The group moved through the Museum of Fine Arts with her guidance, at one point assembling at an exhibition hall presenting Egyptian art. She noticed one of the children, a little girl about five years old, crossing the gallery to join her mother who was with the group. The child passed in front of two large statues of an Egyptian king and queen. She glanced over at the sculptures and stopped. She stood facing them for a moment, unsure of herself. She then looked directly at them, curtseyed to the sculptures, and continued on her way.
The point of this story, the museum director told me, was that this little girl, too young to have attended public school, too young to have learned about the Egyptians or the significance of these particular works of art, nevertheless felt something while she was in their presence. She knew that these were representations of people, important people, and they needed to be addressed respectfully and acknowledged as such, which she did.
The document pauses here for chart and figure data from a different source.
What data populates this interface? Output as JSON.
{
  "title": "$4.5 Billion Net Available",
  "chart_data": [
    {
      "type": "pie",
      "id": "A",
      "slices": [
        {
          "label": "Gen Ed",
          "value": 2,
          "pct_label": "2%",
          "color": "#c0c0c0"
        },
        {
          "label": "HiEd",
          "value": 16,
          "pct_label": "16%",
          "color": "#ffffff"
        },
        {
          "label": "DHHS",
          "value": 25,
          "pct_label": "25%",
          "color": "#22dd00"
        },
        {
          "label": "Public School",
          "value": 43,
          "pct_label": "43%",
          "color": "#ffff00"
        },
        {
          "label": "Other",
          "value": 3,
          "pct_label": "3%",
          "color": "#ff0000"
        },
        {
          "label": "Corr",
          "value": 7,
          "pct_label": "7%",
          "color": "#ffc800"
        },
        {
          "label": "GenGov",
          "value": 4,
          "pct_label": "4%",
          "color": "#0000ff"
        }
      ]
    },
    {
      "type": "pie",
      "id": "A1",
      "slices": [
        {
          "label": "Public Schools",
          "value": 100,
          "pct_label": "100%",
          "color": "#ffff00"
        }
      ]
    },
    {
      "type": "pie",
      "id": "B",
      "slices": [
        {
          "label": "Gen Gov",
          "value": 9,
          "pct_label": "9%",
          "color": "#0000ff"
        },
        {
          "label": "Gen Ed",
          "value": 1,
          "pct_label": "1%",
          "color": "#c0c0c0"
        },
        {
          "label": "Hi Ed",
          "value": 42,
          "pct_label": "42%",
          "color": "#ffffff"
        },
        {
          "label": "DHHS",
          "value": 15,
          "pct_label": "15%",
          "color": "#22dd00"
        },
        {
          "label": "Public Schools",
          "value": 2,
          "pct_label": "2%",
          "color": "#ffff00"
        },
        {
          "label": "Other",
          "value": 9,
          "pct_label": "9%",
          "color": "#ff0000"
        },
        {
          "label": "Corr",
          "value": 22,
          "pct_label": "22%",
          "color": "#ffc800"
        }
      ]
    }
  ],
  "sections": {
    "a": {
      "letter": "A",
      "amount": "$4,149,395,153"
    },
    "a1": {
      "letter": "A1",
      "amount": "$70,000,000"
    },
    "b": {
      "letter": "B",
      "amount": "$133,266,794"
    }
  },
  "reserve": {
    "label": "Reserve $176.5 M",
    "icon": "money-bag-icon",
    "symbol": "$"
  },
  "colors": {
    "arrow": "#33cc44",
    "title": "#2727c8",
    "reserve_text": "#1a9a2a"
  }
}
I recall the museum director’s story because I think it speaks to the power of art, especially the power of the human form in art. When we view any figurative art, we relate to the forms as human beings, from the most ancient art -- like the energetic cave paintings of horses and other animals in Southern France -- to the most current figurative works. Circling Rodin’s Burghers of Calais and “walking among them” as Rodin asked us to do, we feel the pathos of these men. If we do not know the history of this work we begin to ask questions. What were these men doing? Why are the posed as they are? Through answers to these questions, which then lead in turn to more questions, we begin to understand something more about the human condition. Like the little girl in the museum, we do not have to be highly educated to know that the human figure speaks to us because it is eternal, as ancient as the human race and as modern as each person living today.
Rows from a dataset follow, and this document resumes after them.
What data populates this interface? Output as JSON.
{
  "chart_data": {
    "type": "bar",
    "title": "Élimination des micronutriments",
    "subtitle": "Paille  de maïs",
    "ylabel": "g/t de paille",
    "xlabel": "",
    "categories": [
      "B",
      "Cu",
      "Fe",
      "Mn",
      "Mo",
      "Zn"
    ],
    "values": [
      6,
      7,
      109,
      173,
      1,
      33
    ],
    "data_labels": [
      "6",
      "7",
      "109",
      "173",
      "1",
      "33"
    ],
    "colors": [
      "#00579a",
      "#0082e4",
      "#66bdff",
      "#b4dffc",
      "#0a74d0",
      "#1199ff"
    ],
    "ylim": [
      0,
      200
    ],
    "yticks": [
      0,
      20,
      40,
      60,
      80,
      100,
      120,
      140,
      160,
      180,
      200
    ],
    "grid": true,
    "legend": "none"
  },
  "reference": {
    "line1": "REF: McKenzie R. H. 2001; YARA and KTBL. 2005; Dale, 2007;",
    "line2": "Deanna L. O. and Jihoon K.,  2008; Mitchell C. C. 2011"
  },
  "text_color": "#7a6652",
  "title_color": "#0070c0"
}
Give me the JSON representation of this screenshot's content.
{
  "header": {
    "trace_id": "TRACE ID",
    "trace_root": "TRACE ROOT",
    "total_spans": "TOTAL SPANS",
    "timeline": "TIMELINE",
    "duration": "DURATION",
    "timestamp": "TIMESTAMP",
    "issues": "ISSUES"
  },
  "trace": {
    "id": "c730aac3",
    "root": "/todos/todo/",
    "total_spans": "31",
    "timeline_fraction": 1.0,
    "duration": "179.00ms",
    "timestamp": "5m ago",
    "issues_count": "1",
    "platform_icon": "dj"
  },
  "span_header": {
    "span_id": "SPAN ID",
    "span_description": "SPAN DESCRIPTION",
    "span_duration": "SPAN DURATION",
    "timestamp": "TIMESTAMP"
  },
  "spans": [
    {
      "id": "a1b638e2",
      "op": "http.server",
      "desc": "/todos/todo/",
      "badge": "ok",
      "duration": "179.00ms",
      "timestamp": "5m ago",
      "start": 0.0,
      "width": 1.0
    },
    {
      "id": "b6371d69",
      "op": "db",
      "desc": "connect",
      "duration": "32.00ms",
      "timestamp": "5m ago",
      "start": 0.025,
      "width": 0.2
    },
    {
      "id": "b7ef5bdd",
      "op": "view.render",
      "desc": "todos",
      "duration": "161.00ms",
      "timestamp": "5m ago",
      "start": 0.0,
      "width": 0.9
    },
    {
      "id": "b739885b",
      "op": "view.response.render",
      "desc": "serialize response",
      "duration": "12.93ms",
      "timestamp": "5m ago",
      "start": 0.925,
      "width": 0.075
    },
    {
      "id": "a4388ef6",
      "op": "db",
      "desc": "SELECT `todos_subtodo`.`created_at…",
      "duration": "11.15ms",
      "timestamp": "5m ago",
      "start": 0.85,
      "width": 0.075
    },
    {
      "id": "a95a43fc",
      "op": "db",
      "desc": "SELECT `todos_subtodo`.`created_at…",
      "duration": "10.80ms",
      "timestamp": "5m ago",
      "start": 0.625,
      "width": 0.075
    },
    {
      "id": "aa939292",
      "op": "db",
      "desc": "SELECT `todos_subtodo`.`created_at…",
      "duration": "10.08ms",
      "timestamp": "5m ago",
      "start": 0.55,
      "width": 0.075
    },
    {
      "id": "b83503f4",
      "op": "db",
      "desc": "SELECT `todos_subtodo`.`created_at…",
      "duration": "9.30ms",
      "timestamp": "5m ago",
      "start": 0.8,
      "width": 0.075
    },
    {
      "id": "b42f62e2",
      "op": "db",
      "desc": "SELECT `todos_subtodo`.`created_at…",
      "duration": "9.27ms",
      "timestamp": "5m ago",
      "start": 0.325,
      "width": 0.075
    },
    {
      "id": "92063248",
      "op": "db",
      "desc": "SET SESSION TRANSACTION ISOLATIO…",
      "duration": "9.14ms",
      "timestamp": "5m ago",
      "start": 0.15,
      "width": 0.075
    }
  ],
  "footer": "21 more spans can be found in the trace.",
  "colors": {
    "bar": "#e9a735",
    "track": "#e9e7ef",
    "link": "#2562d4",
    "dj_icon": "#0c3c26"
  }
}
Figurative art has the power to provide a presence to stand with the viewer. In the case of the Honor Guard, these figures convey a solemn and palliative presence, respectful of those whose lives have been sacrificed while offering solace for those who remain.
I am Rosalie Frudakis, Zenos Frudakis’ partner of 31 years in the studio sculpture business, and I am honored to share our journey of the creation of the National Air Force Memorial Honor Guard sculpture with you.